Pourquoi est-ce si difficile de trouver un répulsif ou insecticide qui marche ? En théorie et dans des conditions optimales ils fonctionnent tous pas mal, mais chez les chevaux on est pas dans des conditions optimales.

  1. Le cheval transpire, le produit se barre avec la transpiration
  2. du coup il faut en remettre tout le temps et on est pas nombreux à pouvoir venir toutes les deux heures pschitter notre cheval
  3. ce sont des produits toxiques, le seuil efficace est susceptible d’être aussi le seuil de toxicité pour le cheval.

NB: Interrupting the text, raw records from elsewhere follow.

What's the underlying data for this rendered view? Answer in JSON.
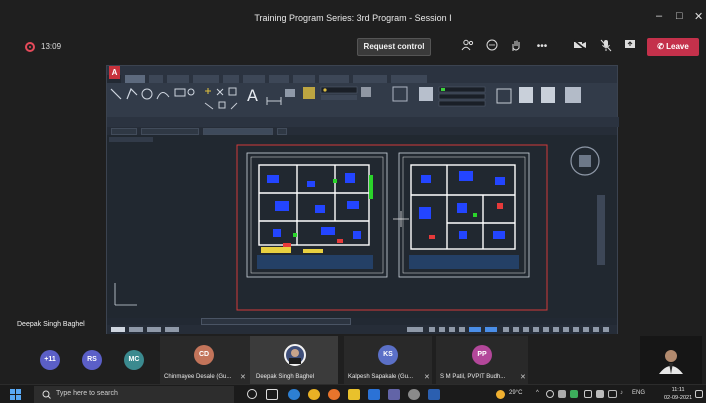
{
  "window": {
    "title": "Training Program Series: 3rd Program - Session I",
    "minimize_icon": "minimize-icon",
    "maximize_icon": "maximize-icon",
    "close_icon": "close-icon"
  },
  "meeting": {
    "elapsed": "13:09",
    "request_control_label": "Request control",
    "leave_label": "Leave",
    "controls": [
      "participants-icon",
      "chat-icon",
      "raise-hand-icon",
      "more-icon",
      "camera-off-icon",
      "mic-off-icon",
      "share-tray-icon"
    ],
    "leave_color": "#c4314b"
  },
  "presenter": {
    "name": "Deepak Singh Baghel"
  },
  "participants": {
    "overflow": "+11",
    "items": [
      {
        "initials": "RS",
        "color": "#5b5fc7"
      },
      {
        "initials": "MC",
        "color": "#3b8a8f"
      },
      {
        "initials": "CD",
        "color": "#c3745a",
        "name": "Chinmayee Desale (Gu..."
      },
      {
        "initials": "",
        "color": "#3f4f7a",
        "name": "Deepak Singh Baghel"
      },
      {
        "initials": "KS",
        "color": "#5b70c7",
        "name": "Kalpesh Sapakale (Gu..."
      },
      {
        "initials": "PP",
        "color": "#b3479a",
        "name": "S M Patil, PVPIT Budh..."
      }
    ]
  },
  "taskbar": {
    "search_placeholder": "Type here to search",
    "weather": "29°C",
    "language": "ENG",
    "time": "11:11",
    "date": "02-09-2021"
  }
}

Donc, comment choisir son répulsif ? Le packaging (ironie), l’odeur, le prix, c’est très important. Mais ça ne joue pas sur l’efficacité du produit. Le plus important, c’est sa composition. On peut distinguer déjà deux types de répulsifs : les dits « chimiques » et les dits « naturels ».

LES REPULSIFS NATURELS

On va commencer par les naturels, comme ça après on pourra passer aux choses sérieuses. Oui, le naturel « c’est joli, ça sent bon, ça vient de la nature et la nature elle est bonne donc le naturel ça peut pas être mauvais ».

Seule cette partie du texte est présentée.